I do feel a little sorry for anyone who isn’t a huge fan of chocolate around Easter. I know, it seems crazy, but these people do exist. So when I was brainstorming ideas for Easter recipes this year, I wanted to include a dessert that non-chocoholics could enjoy while still being low FODMAP. The one part of the low FODMAP diet I struggle with the most is my fruit choices. The list of fruit that is safe in larger quantities is painfully small, and can often limit people trying to incorporate more fruit into their diet, or when making fruit-based desserts. So I went for a scroll on the Monash low FODMAP app in preparation for this recipe, and bingo – pineapple is safe for consumption in 140 gram servings, an almost unheard of quantity of fruit for those digestively challenged as myself.

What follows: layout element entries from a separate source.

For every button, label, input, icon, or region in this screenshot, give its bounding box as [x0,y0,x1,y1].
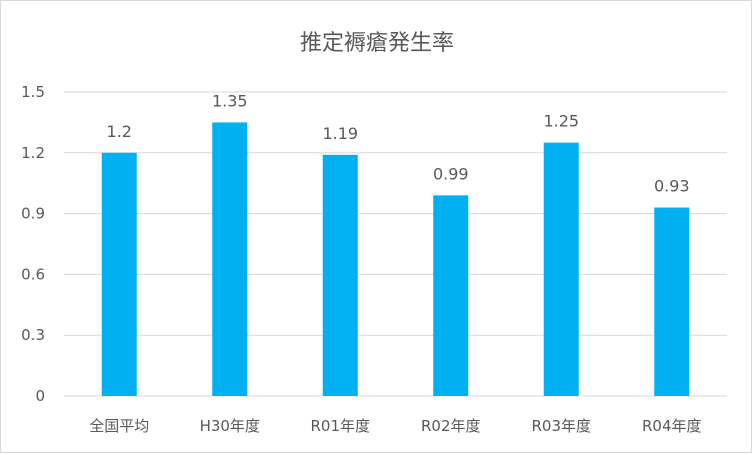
bar [433,195,469,396]
category-label: R01年度 [310,417,370,435]
data-label: 1.35 [212,91,248,110]
category-label: H30年度 [200,417,260,435]
y-tick-label: 1.5 [21,83,45,101]
category-label: 全国平均 [89,417,149,435]
gridlines [64,91,727,397]
data-label: 0.93 [654,177,690,196]
bar [543,142,579,396]
bar [212,122,248,397]
category-label: R02年度 [421,417,481,435]
chart-title: 推定褥瘡発生率 [299,31,454,56]
y-tick-label: 0.6 [21,265,45,283]
bar [101,152,137,396]
category-label: R03年度 [531,417,591,435]
y-tick-label: 1.2 [21,144,45,162]
y-tick-label: 0 [35,387,45,405]
labels: 0 0.3 0.6 0.9 1.2 1.5 1.2 全国平均 1.35 H30年度 1.19 R01年… [21,83,701,435]
category-label: R04年度 [642,417,702,435]
data-label: 1.2 [107,122,132,141]
data-label: 1.19 [322,124,358,143]
y-tick-label: 0.3 [21,326,45,344]
bars [101,122,690,397]
data-label: 1.25 [543,112,579,131]
bar [654,207,690,396]
bar [322,154,358,396]
y-tick-label: 0.9 [21,205,45,223]
data-label: 0.99 [433,164,469,183]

So pineapple was my fruit of choice, and what dessert would I build around it? An upside down cake of course. I have never attempted an upside down cake myself, but reminisced about a Christmas in July party my old school group put on last year. One of my gal pals made an absolutely heavenly almond and orange upside down cake, and it was the centrepiece to an already amazing meal, because it seems all my friends are secret Masterchefs.
So it is with great pride that I present to you this Pineapple Upside Down Cake, and let you in on a little secret – upside down cakes are so much easier than cookbooks and photographs would lead you to believe. You just stick the fruit in the bottom of the tin and pour your batter on top. Who knew? My greatest unhinging with this recipe was that I was so excited to see if my fruit looked perfect that I almost dropped the cake on the floor while attempting to turn it out onto the cooling rack. But the crisis was averted, and the cake was a beauty.
Pineapple Upside Down Cake
- 4 tbsp brown sugar
- 5 rings canned pineapple in juice
- 1/2 cup brown sugar
- 1/4 cup maple syrup
- 1 cup gluten free self-raising flour
- 2 tbsp almond meal
- 4 tbsp extra virgin olive oil
- 2 eggs
- 2 tbsp pineapple juice from the can
- 1 tbsp cinnamon
Preheat the oven to 160 degrees Celsius fan forced and grease a loaf tin.
Sprinkle the 4 tbsp brown sugar across the bottom of the tin. Take 5 rings of pineapple out of the can and set the rest aside. Arrange these rings on the bottom of your greased loaf tin. I cut the rings in half and laid them 3×3.
In a bowl, combine the brown sugar, maple syrup, olive oil, eggs and pineapple juice and stir until well incorporated.
Add the self-raising flour, almond meal and cinnamon and mix until combined.
Pour the batter into the loaf tin on top of the pineapple rings, and bang the tin on the table to even out the cake.
Bake in the oven for around 30 minutes or until golden brown and an inserted skewer comes out clean.